Jesus finally teaches us a simple and important truth about the way in which evil works, not from outside of ourselves but when we take it into our hearts and then corrupt by living out those hidden sins rooted in our inner disposition. Jesus puts it this way: "But what comes out of a person, that is what defiles. From within people, from their hearts, come evil thoughts, unchastity, theft, murder, adultery, greed, malice, deceit, licentiousness, envy, blasphemy, arrogance, folly. All these evils come from within and they defile."'(Mk7 21-23).
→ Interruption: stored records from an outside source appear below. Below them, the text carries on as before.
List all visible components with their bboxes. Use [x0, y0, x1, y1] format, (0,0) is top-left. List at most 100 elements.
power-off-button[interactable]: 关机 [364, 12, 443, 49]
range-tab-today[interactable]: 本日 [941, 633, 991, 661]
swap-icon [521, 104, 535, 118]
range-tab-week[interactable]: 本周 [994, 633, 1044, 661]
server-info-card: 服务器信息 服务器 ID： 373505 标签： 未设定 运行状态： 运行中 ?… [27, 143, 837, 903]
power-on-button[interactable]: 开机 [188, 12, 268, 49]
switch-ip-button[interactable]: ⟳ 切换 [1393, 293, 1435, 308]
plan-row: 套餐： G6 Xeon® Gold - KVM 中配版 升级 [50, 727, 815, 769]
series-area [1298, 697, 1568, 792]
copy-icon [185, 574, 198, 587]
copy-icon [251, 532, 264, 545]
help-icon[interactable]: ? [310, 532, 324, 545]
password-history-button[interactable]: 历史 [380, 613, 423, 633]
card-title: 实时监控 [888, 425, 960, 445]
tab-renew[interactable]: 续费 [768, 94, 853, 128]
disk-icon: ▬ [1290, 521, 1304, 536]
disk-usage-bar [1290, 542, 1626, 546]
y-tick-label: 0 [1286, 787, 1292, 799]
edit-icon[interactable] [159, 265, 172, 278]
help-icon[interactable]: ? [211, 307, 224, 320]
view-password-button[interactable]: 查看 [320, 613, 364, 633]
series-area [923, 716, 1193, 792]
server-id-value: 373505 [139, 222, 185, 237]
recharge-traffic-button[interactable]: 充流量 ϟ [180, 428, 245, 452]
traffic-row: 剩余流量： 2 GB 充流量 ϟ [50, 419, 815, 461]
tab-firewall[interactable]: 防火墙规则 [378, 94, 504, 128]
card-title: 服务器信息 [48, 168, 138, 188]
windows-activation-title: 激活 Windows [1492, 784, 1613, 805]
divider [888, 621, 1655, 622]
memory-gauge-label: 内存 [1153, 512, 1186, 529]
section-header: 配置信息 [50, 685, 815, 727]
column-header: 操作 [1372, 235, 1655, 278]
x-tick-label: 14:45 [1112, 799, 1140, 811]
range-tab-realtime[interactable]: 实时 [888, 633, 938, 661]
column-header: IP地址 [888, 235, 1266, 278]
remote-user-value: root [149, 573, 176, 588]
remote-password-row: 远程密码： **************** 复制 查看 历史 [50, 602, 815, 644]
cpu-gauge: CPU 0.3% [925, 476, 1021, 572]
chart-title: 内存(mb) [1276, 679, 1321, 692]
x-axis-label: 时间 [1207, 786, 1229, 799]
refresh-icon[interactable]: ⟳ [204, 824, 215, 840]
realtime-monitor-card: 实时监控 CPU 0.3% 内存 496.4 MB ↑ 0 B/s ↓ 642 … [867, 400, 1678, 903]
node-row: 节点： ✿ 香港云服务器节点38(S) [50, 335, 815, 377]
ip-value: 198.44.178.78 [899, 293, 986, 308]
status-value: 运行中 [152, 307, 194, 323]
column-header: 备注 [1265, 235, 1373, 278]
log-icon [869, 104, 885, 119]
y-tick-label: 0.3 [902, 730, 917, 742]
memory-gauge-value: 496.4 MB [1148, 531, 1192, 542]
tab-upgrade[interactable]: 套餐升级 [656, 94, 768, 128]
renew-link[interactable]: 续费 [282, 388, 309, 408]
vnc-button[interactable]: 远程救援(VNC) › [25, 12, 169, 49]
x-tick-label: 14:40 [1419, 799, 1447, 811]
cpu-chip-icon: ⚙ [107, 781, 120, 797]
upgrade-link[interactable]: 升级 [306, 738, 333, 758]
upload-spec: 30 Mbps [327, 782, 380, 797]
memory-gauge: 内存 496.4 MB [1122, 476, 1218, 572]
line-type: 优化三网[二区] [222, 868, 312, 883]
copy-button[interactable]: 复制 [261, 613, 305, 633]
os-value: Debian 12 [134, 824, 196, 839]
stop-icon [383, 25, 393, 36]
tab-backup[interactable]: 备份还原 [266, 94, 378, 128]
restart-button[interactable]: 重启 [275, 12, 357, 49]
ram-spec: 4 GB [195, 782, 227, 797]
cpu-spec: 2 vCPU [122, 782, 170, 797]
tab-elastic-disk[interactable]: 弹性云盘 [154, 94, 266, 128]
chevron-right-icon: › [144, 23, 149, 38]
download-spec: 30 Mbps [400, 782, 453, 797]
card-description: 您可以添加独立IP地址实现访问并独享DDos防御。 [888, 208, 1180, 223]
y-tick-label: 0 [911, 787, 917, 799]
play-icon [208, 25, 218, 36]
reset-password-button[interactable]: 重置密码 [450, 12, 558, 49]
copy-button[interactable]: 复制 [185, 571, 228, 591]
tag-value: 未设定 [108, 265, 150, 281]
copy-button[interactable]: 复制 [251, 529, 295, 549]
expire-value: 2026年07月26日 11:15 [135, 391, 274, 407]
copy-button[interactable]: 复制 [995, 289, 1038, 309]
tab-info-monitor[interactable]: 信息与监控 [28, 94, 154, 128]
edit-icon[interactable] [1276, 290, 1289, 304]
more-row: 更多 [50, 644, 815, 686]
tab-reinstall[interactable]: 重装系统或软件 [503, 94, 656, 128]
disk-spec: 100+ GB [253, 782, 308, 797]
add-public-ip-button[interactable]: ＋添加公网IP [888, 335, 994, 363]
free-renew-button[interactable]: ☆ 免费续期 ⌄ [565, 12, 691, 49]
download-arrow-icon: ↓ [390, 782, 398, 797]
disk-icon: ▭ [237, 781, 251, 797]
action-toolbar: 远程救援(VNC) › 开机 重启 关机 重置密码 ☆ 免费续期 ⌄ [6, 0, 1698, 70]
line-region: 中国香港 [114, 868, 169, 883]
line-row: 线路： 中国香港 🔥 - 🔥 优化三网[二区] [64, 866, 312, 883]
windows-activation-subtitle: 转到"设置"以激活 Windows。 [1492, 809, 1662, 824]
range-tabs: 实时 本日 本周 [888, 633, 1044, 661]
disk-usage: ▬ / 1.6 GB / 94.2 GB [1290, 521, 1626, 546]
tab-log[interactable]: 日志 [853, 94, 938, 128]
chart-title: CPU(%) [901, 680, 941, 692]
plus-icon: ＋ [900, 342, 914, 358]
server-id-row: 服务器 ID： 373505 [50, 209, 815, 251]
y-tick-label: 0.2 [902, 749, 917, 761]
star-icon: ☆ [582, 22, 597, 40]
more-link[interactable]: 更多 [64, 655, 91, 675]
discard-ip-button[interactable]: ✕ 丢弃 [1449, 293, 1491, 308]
I have often quoted from one of my favourite children's books 'The Little Prince', by Antoine de Saint-Exupery, in it the little Fox, whose own teaching is a simple but profound approach towards friendship shares with us a summation of the antidote to this muddled approach, it is as Jesus points out so often, to listen to Him: "It is only with the heart that one can see rightly; what is essential is invisible to the eye."

Lectio Divina

New International Version

Psalm 15

A psalm of David.

1 Lord, who may dwell in your sacred tent?
Who may live on your holy mountain?

2 The one whose walk is blameless,
who does what is righteous,
who speaks the truth from their heart;
3 whose tongue utters no slander,
who does no wrong to a neighbour,
and casts no slur on others;
4 who despises a vile person
but honours those who fear the Lord;
who keeps an oath even when it hurts,
and does not change their mind;
5 who lends money to the poor without interest;
who does not accept a bribe against the innocent.

Whoever does these things
will never be shaken.

Extract from The Little Prince

by Antoine de Saint-Exupery

'…And he went back to meet the fox.

"Goodbye," he said.

"Goodbye," said the fox. "And now here is my secret, a very simple secret: It is only with the heart that one can see rightly; what is essential is invisible to the eye."

"What is essential is invisible to the eye," the little prince repeated, so that he would be sure to remember.

"It is the time you have wasted for your rose that makes your rose so important."

"It is the time I have wasted for my rose - " said the little prince, so that he would be sure to remember.

"Men have forgotten this truth," said the fox. "But you must not forget it. You become responsible, forever, for what you have tamed. You are responsible for your rose…"

"I am responsible for my rose," the little prince repeated, so that he would be sure to remember.